Umm no. If you don’t want someone to mock your positions, then they need to follow mathematical principles. Facts are facts, no matter what side you’re on (or at least they used to be).
Wealth distribution is calculated as a percentage of total wealth. If the total wealth of everyone is doubled, the wealth gap is not doubled...it remains the same.
If one group has 80% of $100, and another group has 20% of that $100, and then all wealth is doubled, the split is still 80/20. This is simple math.
Further, you know as well as I do that the wealth gap is increasing because the lower percentile has been losing wealth due to the automation of the workforce that began in the 70s.
Finally, I’m sure you also know that inflation adjusted income has been nearly flat for 50 years for all but the top quintile.

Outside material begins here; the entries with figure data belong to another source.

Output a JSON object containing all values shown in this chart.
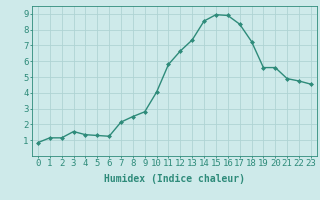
{
  "x": [
    0,
    1,
    2,
    3,
    4,
    5,
    6,
    7,
    8,
    9,
    10,
    11,
    12,
    13,
    14,
    15,
    16,
    17,
    18,
    19,
    20,
    21,
    22,
    23
  ],
  "y": [
    0.85,
    1.15,
    1.15,
    1.55,
    1.35,
    1.3,
    1.25,
    2.15,
    2.5,
    2.8,
    4.05,
    5.8,
    6.65,
    7.35,
    8.55,
    8.95,
    8.9,
    8.35,
    7.25,
    5.6,
    5.6,
    4.9,
    4.75,
    4.55
  ],
  "line_color": "#2e8b7a",
  "marker": "D",
  "marker_size": 2,
  "bg_color": "#ceeaea",
  "grid_color": "#afd4d4",
  "xlabel": "Humidex (Indice chaleur)",
  "xlim": [
    -0.5,
    23.5
  ],
  "ylim": [
    0,
    9.5
  ],
  "yticks": [
    1,
    2,
    3,
    4,
    5,
    6,
    7,
    8,
    9
  ],
  "xticks": [
    0,
    1,
    2,
    3,
    4,
    5,
    6,
    7,
    8,
    9,
    10,
    11,
    12,
    13,
    14,
    15,
    16,
    17,
    18,
    19,
    20,
    21,
    22,
    23
  ],
  "xlabel_fontsize": 7,
  "tick_fontsize": 6.5,
  "axis_color": "#2e8b7a",
  "line_width": 1.0
}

Trickle down economics worked when companies needed labor to make their money. Now companies make it their goal to reduce labor costs, mostly through automation. When machines or software replaces 50% of the workforce, does a company double the average pay for labor? No. They give labor a token raise and pocket the additional profits.
In the end this leads to engineers in 2018 earning the same standard of living as a rank and file factory worker in 1960. Problem is, the engineer had to take out $100k in loan debt to earn the same standard of living his grandfather earned just by showing up every day.
The wealth being generated by automating citizens out of jobs should be used to train those citizens to make equal pay in another job.
Umm no. If you don’t want someone to mock your positions, then they need to follow mathematical principles. Facts are facts, no matter what side you’re on (or at least they used to be).
Wealth distribution is calculated as a percentage of total wealth. If the total wealth of everyone is doubled, the wealth gap is not doubled...it remains the same.
If one group has 80% of $100, and another group has 20% of that $100, and then all wealth is doubled, the split is still 80/20. This is simple math.
This wasn't at all my main point in this thread, but I appreciate you focusing on it (and still insulting me) rather than the data I posted upthread. Yes, in % terms, you are correct - that statement is not accurate. But when I engage in these arguments, I often see CEO pay, white vs black family, or new wealth earned as the data showing the massive wealth gap. These are frequently shown in actual dollars and not %. When that happens, my statement is accurate. The Urban Institute is a major organization fighting "wealth inequality" and here is how they phrase it:
When this is the argument, if everyone's $ were doubled, poverty would lesson but the gap would be bigger.
But as I said, that was not my main point. And yes, facts matter - so let's continue
Further, you know as well as I do that the wealth gap is increasing because the lower percentile has been losing wealth due to the automation of the workforce that began in the 70s.
The wealth gap is increasing because the fed has pumped trillions of dollars and kept interest rates at 0% for a decade... this fiscal policy substantially benefits wealthier people as the access to cheap money allows asset prices to rise substantially, which benefit investors substantially more than workers. BUT... it also benefits non-workers because there are more jobs and higher GDP... and asset prices rising is good for everyone (there are a whole lot of stock and house owners in this country). When rich people or businesses invest more money, they will likely make a bigger return... but the "trickle down" effect is someone else likely got a job from that investment
Finally, I’m sure you also know that inflation adjusted income has been nearly flat for 50 years for all but the top quintile.
You are correct that I know the difference between nominal and real dollars. The data I posted upthread is real dollars, meaning it is adjusted for inflation. Here it is again:
Yes. The rich have gotten richer at a far faster rate than everyone else. But the rate will never be proportional and it is indisputable that the macro environment has improved for everyone in this country... which would seem to indicate that wealth is in fact, "trickling down." And when we have a recession, the wealthy will lose value at a substantially disproportional rate than non-rich.
More data... a look by class:
There are more rich people and less poor people. And you can see this more clearly over time
The % of people making $100K has tripled since 1970, while at the same time people making less than $50K has been reduced by 20%
Trickle down economics worked when companies needed labor to make their money. Now companies make it their goal to reduce labor costs, mostly through automation. When machines or software replaces 50% of the workforce, does a company double the average pay for labor? No. They give labor a token raise and pocket the additional profits.
In the end this leads to engineers in 2018 earning the same standard of living as a rank and file factory worker in 1960. Problem is, the engineer had to take out $100k in loan debt to earn the same standard of living his grandfather earned just by showing up every day.
The wealth being generated by automating citizens out of jobs should be used to train those citizens to make equal pay in another job.
I don't think there is sufficient data to prove what you are saying. It is true that automation and technology have made some jobs obsolete or less valuable, but they have also created brand new jobs in new industries. Cloud engineers, data scientists, machine learning professionals, cyber security professionals... hell smart phones allow businesses like uber and grubhub to thrive. Things change.
I think the macro data in aggregate is very positive for everyone. Yes - the rich are richer than ever - but so is society.